Tyrell Collier, 21, the speaker of the Black Student Union and a sociology and Afro-American and African studies major, told the Times that racial tensions on campus had been mounting for months.
“There was a very tense climate brewing all semester, and I think the party was just the peak,” he said, adding that Black groups on campuses around the country had reached out to the Michigan students.
“We’re clearly not postracial,” said Tiya A. Miles, chairwoman of the department of Afro-American and African studies. “Sometimes I wonder if having a Black president lets people feel like that gives them cover. It absolves people of being prejudiced.”
The statistics seem to back up the claim that there has been a rise in racist incidents: Complaints related to race and ethnicity filed against colleges and universities rose to 860 in 2013 from 555 in 2009, according to the Office for Civil Rights at the federal Education Department.
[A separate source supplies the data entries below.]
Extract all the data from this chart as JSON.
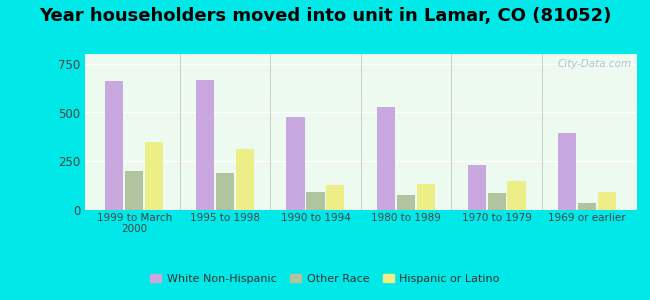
{
  "title": "Year householders moved into unit in Lamar, CO (81052)",
  "categories": [
    "1999 to March\n2000",
    "1995 to 1998",
    "1990 to 1994",
    "1980 to 1989",
    "1970 to 1979",
    "1969 or earlier"
  ],
  "white": [
    660,
    665,
    475,
    530,
    230,
    395
  ],
  "other": [
    200,
    190,
    90,
    75,
    85,
    35
  ],
  "hispanic": [
    350,
    315,
    130,
    135,
    150,
    90
  ],
  "white_color": "#c9a8e0",
  "other_color": "#b0c4a0",
  "hispanic_color": "#eeee88",
  "ylim": [
    0,
    800
  ],
  "yticks": [
    0,
    250,
    500,
    750
  ],
  "background_color": "#edfaf0",
  "outer_background": "#00e8e8",
  "title_fontsize": 13,
  "watermark": "City-Data.com"
}
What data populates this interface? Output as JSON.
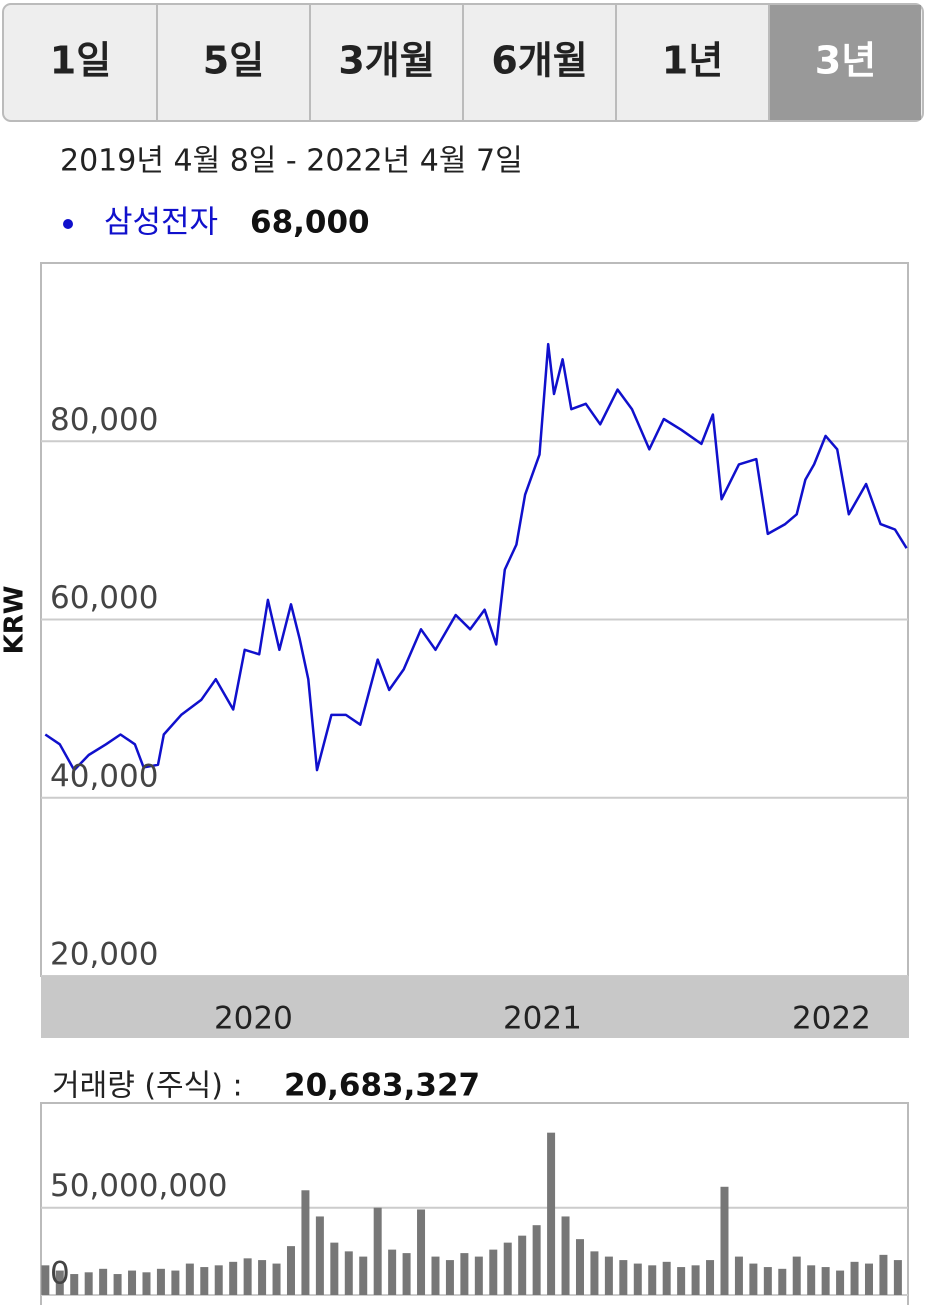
{
  "tabs": [
    "1일",
    "5일",
    "3개월",
    "6개월",
    "1년",
    "3년"
  ],
  "active_tab": 5,
  "date_range": "2019년 4월 8일 - 2022년 4월 7일",
  "current_value": "68,000",
  "volume_label": "거래량 (주식) :",
  "current_volume": "20,683,327",
  "chart_data": [
    {
      "type": "line",
      "y_label": "KRW",
      "x": [
        2019.28,
        2019.33,
        2019.38,
        2019.43,
        2019.49,
        2019.54,
        2019.59,
        2019.62,
        2019.67,
        2019.69,
        2019.75,
        2019.82,
        2019.87,
        2019.93,
        2019.97,
        2020.02,
        2020.05,
        2020.09,
        2020.13,
        2020.16,
        2020.19,
        2020.22,
        2020.27,
        2020.32,
        2020.37,
        2020.43,
        2020.47,
        2020.52,
        2020.58,
        2020.63,
        2020.7,
        2020.75,
        2020.8,
        2020.84,
        2020.87,
        2020.91,
        2020.94,
        2020.99,
        2021.02,
        2021.04,
        2021.07,
        2021.1,
        2021.15,
        2021.2,
        2021.26,
        2021.31,
        2021.37,
        2021.42,
        2021.48,
        2021.55,
        2021.59,
        2021.62,
        2021.68,
        2021.74,
        2021.78,
        2021.84,
        2021.88,
        2021.91,
        2021.94,
        2021.98,
        2022.02,
        2022.06,
        2022.12,
        2022.17,
        2022.22,
        2022.26
      ],
      "series": [
        {
          "name": "삼성전자",
          "color": "#1010cc",
          "values": [
            47100,
            46000,
            43100,
            44800,
            46000,
            47100,
            46000,
            43400,
            43700,
            47100,
            49300,
            51000,
            53300,
            49900,
            56600,
            56100,
            62200,
            56600,
            61700,
            57800,
            53300,
            43100,
            49300,
            49300,
            48200,
            55500,
            52100,
            54400,
            58900,
            56600,
            60500,
            58900,
            61100,
            57200,
            65600,
            68400,
            74000,
            78500,
            90900,
            85300,
            89200,
            83600,
            84200,
            81900,
            85800,
            83600,
            79100,
            82500,
            81300,
            79700,
            83000,
            73500,
            77400,
            78000,
            69600,
            70700,
            71800,
            75700,
            77400,
            80600,
            79100,
            71800,
            75200,
            70700,
            70100,
            68000
          ]
        }
      ],
      "xlim": [
        2019.265,
        2022.265
      ],
      "xticks": [
        2020,
        2021,
        2022
      ],
      "ylim": [
        20000,
        100000
      ],
      "yticks": [
        {
          "value": 20000,
          "label": "20,000"
        },
        {
          "value": 40000,
          "label": "40,000"
        },
        {
          "value": 60000,
          "label": "60,000"
        },
        {
          "value": 80000,
          "label": "80,000"
        }
      ],
      "grid": true
    },
    {
      "type": "bar",
      "color": "#777777",
      "x": [
        2019.28,
        2019.33,
        2019.38,
        2019.43,
        2019.48,
        2019.53,
        2019.58,
        2019.63,
        2019.68,
        2019.73,
        2019.78,
        2019.83,
        2019.88,
        2019.93,
        2019.98,
        2020.03,
        2020.08,
        2020.13,
        2020.18,
        2020.23,
        2020.28,
        2020.33,
        2020.38,
        2020.43,
        2020.48,
        2020.53,
        2020.58,
        2020.63,
        2020.68,
        2020.73,
        2020.78,
        2020.83,
        2020.88,
        2020.93,
        2020.98,
        2021.03,
        2021.08,
        2021.13,
        2021.18,
        2021.23,
        2021.28,
        2021.33,
        2021.38,
        2021.43,
        2021.48,
        2021.53,
        2021.58,
        2021.63,
        2021.68,
        2021.73,
        2021.78,
        2021.83,
        2021.88,
        2021.93,
        2021.98,
        2022.03,
        2022.08,
        2022.13,
        2022.18,
        2022.23
      ],
      "values": [
        17000000,
        14000000,
        12000000,
        13000000,
        15000000,
        12000000,
        14000000,
        13000000,
        15000000,
        14000000,
        18000000,
        16000000,
        17000000,
        19000000,
        21000000,
        20000000,
        18000000,
        28000000,
        60000000,
        45000000,
        30000000,
        25000000,
        22000000,
        50000000,
        26000000,
        24000000,
        49000000,
        22000000,
        20000000,
        24000000,
        22000000,
        26000000,
        30000000,
        34000000,
        40000000,
        93000000,
        45000000,
        32000000,
        25000000,
        22000000,
        20000000,
        18000000,
        17000000,
        19000000,
        16000000,
        17000000,
        20000000,
        62000000,
        22000000,
        18000000,
        16000000,
        15000000,
        22000000,
        17000000,
        16000000,
        14000000,
        19000000,
        18000000,
        23000000,
        20000000
      ],
      "xlim": [
        2019.265,
        2022.265
      ],
      "ylim": [
        0,
        110000000
      ],
      "yticks": [
        {
          "value": 0,
          "label": "0"
        },
        {
          "value": 50000000,
          "label": "50,000,000"
        }
      ],
      "grid": true
    }
  ]
}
While Michigan residents in 2006 passed Proposition 2, prohibiting affirmative action based on race or ethnicity in admissions and hiring at public institutions, some students feel Michigan could still do more to recruit high-achieving Black students.
“I think there is no question that Prop 2 has made it much more challenging for us,” Martha E. Pollack, the university provost and executive vice president for academic affairs, said of the affirmative action vote. “It was difficult to be the kind of community that we wanted to be even when we could use affirmative action.”
“That sort of point is a little insulting to me,” Collier told the NPR station in Michigan, “because there are students out there who are capable of attending the University of Michigan. I think those students are just not being reached.”